Overall, the results of our survey revealed board members are concerned that companies will not deliver on environmental, social, and governance goals. More than 40% of directors cited the ability of companies to execute as one of the biggest threats to improving ESG performance
What the report revealed about boards' readiness in addressing ESG issues
The survey revealed some critical gaps in board oversight of ESG.
70%The board is only moderately - or not at all - effective at integrating ESG into company strategy and governance.
47%The board has sufficient ESG competence and experience to challenge management on ESG plans and exercise board oversight on execution.
43%Directors cited the ability of the company to execute as one of the biggest threats to delivering on ESG goals.
What the survey data shows about how directors are approaching the topic of climate change in their board oversight.
42%Respondents reported that the companies for which they serve as directors have made net-zero pledges.
55%Among companies that have made a net-zero commitment, only 55% of directors reported that their company has prepared and published a plan for hitting that target.
43%Among those same companies, only 43% of directors said their company has published financial statements account for the implications of climate change.
Top 4 reasons cited by directors on the roadblock to effective board oversight of ESG.
44%Lack of knowledge, data, or capabilities.
43%Complexity and ambiguity management.
30%Lack of board commitment.
26%Inability to translate ideas into action.
The INSEAD Corporate Governance Centre (ICGC) has published new study that describe the six core models for integrating ESG into board governance. The infographic below revealed the extend to which companies are deploying these models. To find out more about the pros and cons of each model and the six complementary practices, please click on the link below to download the report.
Questions that boards should consider
- Does the board regularly assess its composition, skills matrix, committee charters, use of experts, and cadence for effective ESG governance, informed by deep insights on ESG trends in the industry and among its stakeholder?
- Does the board integrate ESG fully into its corporate strategy discussions?
- Does it commit to an annual in-depth review of current and future materiality, company ESG performance, and targets?
- Does the board include ESG factors in enterprise risk management and risk tolerance discussions?

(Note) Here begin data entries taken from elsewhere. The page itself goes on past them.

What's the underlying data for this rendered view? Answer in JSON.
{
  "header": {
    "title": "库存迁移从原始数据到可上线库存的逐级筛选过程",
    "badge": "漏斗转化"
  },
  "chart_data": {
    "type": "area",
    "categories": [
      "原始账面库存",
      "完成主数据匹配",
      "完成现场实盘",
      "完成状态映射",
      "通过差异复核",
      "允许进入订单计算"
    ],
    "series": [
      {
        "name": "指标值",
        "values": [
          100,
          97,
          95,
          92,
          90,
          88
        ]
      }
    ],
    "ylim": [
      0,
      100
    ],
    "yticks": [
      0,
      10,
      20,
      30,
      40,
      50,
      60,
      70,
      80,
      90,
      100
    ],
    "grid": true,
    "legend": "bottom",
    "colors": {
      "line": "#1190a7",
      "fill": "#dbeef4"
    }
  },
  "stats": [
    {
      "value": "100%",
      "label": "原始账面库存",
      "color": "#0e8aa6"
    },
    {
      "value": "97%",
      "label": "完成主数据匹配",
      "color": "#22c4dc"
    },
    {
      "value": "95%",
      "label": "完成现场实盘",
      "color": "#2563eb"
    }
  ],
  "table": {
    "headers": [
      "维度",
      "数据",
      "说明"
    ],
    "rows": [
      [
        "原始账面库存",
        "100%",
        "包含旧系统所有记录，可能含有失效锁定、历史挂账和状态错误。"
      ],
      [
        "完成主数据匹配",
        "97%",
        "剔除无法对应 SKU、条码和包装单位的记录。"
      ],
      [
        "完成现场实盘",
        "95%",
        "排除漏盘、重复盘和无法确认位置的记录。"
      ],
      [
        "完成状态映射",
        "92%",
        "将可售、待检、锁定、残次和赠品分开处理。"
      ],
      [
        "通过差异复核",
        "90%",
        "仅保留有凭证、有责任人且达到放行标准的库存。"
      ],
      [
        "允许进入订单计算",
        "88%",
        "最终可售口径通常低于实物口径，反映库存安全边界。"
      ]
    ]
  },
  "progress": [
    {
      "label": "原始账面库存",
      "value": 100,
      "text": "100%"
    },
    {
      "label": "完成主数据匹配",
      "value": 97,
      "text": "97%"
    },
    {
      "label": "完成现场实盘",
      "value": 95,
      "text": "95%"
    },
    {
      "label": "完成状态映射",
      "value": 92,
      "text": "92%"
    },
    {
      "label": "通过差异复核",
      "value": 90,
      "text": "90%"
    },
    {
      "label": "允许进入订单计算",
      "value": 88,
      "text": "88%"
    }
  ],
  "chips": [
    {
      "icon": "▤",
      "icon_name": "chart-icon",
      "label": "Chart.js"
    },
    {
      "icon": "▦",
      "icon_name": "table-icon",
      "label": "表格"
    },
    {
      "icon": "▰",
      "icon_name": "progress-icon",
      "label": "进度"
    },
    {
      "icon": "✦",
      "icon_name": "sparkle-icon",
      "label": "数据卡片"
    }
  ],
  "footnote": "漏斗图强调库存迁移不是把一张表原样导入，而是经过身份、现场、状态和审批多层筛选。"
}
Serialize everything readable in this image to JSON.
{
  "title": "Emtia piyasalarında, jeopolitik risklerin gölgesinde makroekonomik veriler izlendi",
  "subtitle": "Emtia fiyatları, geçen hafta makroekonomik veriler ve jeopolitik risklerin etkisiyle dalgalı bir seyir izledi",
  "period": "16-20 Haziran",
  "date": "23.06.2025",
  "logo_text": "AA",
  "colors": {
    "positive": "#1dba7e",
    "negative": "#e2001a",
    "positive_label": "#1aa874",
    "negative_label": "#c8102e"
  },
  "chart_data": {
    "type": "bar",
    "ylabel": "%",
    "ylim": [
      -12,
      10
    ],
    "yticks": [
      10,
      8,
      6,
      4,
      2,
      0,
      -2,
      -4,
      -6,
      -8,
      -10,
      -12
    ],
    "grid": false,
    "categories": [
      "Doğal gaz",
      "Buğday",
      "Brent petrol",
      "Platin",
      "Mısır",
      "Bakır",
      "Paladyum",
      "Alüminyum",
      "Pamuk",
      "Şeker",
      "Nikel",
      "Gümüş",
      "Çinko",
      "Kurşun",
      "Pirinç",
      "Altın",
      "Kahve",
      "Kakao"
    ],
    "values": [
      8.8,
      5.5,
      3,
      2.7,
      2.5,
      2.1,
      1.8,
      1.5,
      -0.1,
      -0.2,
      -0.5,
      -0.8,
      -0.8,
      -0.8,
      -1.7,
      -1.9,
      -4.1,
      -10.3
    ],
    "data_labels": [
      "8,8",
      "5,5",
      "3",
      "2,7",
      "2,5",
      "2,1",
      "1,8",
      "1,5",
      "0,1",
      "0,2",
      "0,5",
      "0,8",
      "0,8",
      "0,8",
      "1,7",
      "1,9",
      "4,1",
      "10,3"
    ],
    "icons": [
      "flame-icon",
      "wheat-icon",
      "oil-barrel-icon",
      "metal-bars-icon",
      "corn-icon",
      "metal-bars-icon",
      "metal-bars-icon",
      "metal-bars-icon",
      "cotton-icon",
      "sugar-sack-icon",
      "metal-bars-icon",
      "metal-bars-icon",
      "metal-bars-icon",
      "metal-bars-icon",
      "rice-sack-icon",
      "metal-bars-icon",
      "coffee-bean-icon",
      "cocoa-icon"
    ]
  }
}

- Does the board consider ESG factors in all major capital allocation and investment decisions, business planning, target setting, performance assessment, compensation?
- Has the board approved a company statement of purpose and understood its link to the company's ESG agenda?
- Has the board approved an integrated reports?
The answers to these questions can help directors understand where the board and the company stand in terms of ESG maturity and where they need to push for greater focus and action. Boards that expand and enhance their focus on ESG will be positioned to help the companies they oversee build sustainable business models - and sustained value creation.